General Discussion
In reply to the discussion: Rise of far-right in France after Paris Attacks [View all]DFW
(59,991 posts)There has rarely, if ever, been a time when one woman directly succeeded another, but there's certainly no reason why one couldn't. Women have led in Ireland, the UK, Norway, Finland, Turkey and now Germany. They have led even in Pakistan and India, and done no worse than their male counterparts. The most recent in Argentina and Brazil have not done so well, but gender is no guarantee for success. I think it is major progress that much of the world realizes it no hindrance, either.

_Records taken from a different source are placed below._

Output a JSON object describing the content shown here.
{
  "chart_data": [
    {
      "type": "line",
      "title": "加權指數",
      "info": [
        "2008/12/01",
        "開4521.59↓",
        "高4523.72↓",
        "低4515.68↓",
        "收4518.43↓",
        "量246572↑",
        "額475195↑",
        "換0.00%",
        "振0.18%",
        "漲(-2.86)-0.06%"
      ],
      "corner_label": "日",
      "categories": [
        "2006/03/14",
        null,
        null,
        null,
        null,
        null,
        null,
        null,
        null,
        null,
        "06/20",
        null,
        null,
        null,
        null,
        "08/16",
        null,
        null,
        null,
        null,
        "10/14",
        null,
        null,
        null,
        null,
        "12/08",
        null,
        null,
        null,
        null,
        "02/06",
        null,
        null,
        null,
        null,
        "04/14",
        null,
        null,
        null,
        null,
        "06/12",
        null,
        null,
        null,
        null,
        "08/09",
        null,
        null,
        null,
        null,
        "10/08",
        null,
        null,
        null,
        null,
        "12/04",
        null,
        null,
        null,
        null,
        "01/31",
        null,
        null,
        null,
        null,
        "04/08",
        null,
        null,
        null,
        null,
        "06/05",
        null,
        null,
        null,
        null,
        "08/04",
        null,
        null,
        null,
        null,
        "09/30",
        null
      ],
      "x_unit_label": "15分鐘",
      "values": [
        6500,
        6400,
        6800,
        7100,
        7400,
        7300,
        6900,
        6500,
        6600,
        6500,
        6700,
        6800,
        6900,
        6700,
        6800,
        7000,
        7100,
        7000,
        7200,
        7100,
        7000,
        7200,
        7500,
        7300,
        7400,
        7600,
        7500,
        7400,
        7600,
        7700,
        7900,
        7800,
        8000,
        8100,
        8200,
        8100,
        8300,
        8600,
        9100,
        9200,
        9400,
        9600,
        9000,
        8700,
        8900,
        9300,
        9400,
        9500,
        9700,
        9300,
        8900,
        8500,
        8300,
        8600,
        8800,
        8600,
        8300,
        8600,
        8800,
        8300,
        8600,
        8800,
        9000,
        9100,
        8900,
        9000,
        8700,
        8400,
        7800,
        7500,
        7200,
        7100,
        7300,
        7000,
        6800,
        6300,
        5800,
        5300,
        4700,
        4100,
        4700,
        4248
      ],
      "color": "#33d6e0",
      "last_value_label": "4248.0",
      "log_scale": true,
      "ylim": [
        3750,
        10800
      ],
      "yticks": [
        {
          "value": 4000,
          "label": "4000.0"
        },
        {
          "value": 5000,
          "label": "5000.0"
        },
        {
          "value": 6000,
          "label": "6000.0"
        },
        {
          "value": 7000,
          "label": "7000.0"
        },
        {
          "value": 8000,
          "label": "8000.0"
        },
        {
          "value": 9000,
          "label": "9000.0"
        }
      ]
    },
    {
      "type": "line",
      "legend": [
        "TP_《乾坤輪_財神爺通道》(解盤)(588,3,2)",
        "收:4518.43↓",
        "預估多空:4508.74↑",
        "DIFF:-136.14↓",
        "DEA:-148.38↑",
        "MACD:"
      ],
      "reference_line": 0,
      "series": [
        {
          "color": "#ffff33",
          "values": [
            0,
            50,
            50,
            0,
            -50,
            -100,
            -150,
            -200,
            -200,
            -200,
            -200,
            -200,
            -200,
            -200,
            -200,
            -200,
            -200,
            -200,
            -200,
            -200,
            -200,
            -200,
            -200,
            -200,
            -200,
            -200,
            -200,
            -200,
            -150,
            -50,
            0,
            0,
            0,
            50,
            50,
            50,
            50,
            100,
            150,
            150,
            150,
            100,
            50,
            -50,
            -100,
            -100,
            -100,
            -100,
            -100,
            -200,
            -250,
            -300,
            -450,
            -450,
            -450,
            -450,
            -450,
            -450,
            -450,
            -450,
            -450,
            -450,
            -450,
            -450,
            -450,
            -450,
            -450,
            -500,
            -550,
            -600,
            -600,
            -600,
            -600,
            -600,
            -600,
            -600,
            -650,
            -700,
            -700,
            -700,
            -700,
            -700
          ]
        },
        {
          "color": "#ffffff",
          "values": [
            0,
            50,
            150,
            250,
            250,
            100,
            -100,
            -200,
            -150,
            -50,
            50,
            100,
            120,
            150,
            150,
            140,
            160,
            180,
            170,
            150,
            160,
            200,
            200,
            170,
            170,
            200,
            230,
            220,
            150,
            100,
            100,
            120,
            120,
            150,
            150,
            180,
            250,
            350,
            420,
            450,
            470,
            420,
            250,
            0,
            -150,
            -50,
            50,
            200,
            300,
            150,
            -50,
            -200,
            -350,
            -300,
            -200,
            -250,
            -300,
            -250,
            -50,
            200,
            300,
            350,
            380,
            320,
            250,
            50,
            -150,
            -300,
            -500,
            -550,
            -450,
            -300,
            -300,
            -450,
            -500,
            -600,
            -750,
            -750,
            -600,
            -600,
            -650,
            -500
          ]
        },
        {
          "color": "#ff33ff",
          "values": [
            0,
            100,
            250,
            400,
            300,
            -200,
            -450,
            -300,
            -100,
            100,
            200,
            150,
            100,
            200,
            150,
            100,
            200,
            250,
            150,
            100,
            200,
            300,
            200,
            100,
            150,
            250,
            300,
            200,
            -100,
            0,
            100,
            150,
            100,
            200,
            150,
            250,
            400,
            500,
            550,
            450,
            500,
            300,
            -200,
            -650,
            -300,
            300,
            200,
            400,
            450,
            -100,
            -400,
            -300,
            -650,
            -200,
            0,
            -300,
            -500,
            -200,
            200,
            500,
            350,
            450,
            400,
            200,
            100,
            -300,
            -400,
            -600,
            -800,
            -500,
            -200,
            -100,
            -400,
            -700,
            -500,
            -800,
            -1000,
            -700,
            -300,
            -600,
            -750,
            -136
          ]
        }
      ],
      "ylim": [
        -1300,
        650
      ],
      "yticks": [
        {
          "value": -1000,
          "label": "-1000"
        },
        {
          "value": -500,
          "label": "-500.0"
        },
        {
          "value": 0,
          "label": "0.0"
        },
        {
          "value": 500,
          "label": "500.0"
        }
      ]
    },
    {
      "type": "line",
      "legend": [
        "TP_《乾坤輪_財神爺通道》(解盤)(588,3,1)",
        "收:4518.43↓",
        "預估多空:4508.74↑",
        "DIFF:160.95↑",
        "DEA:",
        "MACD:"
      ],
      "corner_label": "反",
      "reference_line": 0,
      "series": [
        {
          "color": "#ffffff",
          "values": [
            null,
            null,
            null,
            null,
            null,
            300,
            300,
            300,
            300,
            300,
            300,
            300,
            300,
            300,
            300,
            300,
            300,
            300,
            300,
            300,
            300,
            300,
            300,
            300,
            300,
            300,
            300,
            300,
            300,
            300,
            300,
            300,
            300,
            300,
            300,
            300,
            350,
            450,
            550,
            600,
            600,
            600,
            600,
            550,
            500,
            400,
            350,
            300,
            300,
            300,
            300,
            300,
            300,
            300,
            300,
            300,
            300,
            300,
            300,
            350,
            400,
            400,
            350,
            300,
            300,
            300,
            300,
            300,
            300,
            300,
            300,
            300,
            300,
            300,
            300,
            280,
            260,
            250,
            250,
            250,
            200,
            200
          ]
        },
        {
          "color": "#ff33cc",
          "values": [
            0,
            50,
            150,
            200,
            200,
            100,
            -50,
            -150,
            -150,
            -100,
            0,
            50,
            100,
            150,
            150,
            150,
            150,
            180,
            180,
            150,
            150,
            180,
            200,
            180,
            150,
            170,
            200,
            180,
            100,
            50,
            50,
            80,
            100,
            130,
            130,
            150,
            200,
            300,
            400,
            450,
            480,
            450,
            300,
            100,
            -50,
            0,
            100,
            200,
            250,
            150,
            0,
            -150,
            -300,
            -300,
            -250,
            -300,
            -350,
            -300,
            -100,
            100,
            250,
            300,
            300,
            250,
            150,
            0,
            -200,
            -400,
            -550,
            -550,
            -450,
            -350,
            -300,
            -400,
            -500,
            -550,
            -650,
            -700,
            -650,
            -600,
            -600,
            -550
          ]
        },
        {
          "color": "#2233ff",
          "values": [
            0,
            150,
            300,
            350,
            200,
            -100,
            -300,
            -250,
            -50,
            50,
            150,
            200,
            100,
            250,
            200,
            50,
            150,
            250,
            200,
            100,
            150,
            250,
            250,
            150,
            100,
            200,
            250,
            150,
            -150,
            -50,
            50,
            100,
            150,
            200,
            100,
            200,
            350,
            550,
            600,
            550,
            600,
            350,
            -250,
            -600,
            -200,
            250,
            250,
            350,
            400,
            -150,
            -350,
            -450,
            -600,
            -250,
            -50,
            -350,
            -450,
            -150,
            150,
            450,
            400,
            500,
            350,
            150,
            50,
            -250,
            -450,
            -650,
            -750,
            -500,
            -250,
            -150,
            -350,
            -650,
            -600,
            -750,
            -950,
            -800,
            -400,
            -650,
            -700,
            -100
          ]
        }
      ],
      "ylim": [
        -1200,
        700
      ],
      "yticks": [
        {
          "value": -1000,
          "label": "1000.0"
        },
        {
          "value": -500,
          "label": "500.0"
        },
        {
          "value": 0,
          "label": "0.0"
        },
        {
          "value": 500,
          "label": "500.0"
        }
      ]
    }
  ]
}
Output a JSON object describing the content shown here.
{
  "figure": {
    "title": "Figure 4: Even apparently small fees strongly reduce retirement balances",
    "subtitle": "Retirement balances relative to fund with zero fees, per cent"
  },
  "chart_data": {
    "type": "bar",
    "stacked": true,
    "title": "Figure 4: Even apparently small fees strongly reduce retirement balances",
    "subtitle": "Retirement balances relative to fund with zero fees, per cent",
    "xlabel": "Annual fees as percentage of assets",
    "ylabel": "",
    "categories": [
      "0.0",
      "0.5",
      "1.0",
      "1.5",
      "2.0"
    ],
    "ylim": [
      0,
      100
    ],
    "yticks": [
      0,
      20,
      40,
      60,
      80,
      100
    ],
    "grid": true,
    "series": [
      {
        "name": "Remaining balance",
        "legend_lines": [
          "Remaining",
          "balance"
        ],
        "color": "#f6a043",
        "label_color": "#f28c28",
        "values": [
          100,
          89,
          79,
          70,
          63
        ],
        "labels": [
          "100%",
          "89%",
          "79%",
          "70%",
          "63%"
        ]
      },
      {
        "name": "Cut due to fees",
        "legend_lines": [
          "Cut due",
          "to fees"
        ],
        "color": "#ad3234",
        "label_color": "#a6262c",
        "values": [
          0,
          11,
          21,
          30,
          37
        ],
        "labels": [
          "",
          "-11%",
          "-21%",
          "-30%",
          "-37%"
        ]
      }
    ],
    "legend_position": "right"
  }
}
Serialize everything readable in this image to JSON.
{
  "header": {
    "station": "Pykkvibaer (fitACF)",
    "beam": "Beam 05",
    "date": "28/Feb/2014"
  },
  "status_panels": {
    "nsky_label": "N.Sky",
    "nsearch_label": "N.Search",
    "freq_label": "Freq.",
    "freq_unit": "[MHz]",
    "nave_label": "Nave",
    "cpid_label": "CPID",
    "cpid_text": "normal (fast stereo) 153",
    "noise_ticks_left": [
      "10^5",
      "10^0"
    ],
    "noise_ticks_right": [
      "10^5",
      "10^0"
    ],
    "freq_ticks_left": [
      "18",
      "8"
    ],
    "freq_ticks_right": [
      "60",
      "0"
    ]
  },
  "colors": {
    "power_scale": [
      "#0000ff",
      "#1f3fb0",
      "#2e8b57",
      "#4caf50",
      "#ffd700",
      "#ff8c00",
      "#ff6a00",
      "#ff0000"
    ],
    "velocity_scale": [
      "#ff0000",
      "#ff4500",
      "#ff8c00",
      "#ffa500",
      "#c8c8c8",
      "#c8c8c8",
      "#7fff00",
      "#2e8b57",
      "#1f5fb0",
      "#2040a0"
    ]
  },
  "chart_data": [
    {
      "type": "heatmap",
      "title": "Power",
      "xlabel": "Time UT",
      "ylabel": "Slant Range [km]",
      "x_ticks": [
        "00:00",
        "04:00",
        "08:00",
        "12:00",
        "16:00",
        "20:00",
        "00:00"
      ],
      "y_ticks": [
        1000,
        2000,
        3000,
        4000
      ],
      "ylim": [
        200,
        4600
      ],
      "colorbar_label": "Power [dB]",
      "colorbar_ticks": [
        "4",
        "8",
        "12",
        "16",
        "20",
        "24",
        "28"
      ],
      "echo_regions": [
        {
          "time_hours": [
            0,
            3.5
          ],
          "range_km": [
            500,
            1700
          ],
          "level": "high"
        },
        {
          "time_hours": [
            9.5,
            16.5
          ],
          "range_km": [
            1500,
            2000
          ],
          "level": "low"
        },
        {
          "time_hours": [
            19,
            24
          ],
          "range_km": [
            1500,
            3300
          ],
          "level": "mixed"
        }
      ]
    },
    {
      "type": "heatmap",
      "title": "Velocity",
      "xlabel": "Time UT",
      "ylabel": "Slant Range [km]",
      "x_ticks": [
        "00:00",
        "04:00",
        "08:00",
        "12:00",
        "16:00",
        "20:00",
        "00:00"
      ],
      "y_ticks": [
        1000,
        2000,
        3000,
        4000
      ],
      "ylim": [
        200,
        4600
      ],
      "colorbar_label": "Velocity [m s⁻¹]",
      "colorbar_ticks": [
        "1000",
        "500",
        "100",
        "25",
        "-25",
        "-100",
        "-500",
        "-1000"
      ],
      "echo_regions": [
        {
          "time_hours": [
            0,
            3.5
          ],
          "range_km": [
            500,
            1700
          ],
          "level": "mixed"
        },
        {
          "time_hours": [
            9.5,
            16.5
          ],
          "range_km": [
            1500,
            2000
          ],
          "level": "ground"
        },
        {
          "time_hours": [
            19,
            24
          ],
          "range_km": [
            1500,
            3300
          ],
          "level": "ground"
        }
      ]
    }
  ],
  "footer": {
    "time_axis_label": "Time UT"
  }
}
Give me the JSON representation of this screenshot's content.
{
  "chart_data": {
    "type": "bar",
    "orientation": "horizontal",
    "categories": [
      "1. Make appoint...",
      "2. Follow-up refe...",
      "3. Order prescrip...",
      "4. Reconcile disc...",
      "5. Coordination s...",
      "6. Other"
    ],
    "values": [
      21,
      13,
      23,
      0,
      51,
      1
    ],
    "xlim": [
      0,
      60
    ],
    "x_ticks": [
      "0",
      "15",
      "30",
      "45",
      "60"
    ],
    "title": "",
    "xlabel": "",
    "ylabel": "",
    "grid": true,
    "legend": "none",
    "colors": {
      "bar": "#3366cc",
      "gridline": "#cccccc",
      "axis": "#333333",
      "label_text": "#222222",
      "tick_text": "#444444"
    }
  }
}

I'd certainly feel better with Ursula von der Leyen as the next chancellor of Germany than a faceless bureaucrat like SPD leader Sigmar Gabriel, despite her party allegiance. There has been some grumbling inside the CDU that von der Leyen belongs in the SPD anyway. She was bumped from her post as "Family Minister (formally, Minister for family, seniors, women and youth)" because some in her party thought she fought just a little too hard for the people she was supposed to be looking out for. Since the end of the Soviet Union, the post of Defense Minister in Germany was supposed to be an end-of-the-road political posting, but von der Leyen has been looking out for the Germans in uniform with the same energy she showed as Family Minister. The conservatives who thought her political career would die there miscalculated badly.